À la Cinémathèque française, l’exposition consacrée à Orson Welles touche à sa fin, rappelant combien le cinéaste a bouleversé les codes du récit et du pouvoir au cinéma. Un héritage que prolonge aujourd’hui Francis Ford Coppola avec Megalopolis, projet monumental où se rejoue, près d’un siècle plus tard, la même fascination pour l’ambition, la chute et la démesure.

Il ne reste que quelques jours pour découvrir l’exposition dédiée à Orson Welles à la Cinémathèque française, à Bercy. Une plongée dans l’œuvre et la trajectoire d’un artiste qui, dès ses débuts, a démontré une capacité hors norme à manipuler les formes narratives, les médias et l’imaginaire collectif. Près d’un siècle après ses premiers coups d’éclat, l’ombre de Welles plane toujours sur le cinéma contemporain, jusque dans les projets les plus ambitieux de Francis Ford Coppola.

La panique radiophonique, acte fondateur d’un génie du récit

Avant même de marquer durablement l’histoire du septième art, Orson Welles s’impose comme un maître du récit moderne par la radio.
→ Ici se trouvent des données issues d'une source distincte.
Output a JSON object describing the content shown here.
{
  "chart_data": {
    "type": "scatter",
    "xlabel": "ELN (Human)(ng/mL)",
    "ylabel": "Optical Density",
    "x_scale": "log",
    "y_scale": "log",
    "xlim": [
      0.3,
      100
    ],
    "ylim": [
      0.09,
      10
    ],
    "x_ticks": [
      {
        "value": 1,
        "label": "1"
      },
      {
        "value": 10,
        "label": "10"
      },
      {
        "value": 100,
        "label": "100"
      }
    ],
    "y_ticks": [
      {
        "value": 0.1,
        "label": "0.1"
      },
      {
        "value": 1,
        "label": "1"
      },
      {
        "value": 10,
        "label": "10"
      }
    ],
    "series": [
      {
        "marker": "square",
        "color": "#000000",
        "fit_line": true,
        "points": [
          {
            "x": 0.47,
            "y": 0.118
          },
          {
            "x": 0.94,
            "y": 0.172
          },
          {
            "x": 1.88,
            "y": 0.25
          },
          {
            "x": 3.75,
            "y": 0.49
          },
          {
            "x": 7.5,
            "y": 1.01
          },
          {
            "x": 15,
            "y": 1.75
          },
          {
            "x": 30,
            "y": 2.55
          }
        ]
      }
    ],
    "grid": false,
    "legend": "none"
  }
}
En 1938, son adaptation radiophonique de La Guerre des mondes simule en direct une invasion extraterrestre sur le sol américain. Malgré des avertissements clairs signalant une fiction, la forme adoptée, bulletins d’information, témoignages en temps réel, interruptions dramatiques, crée un effet de réel inédit.

Des milliers d’auditeurs croient à l’atterrissage d’extraterrestres dans le New Jersey et quittent précipitamment leur domicile. Cet épisode, longtemps mythifié, révèle surtout la compréhension précoce de Welles des mécanismes de croyance, de pouvoir et de manipulation narrative. Un thème qui irrigue toute son œuvre cinématographique à venir.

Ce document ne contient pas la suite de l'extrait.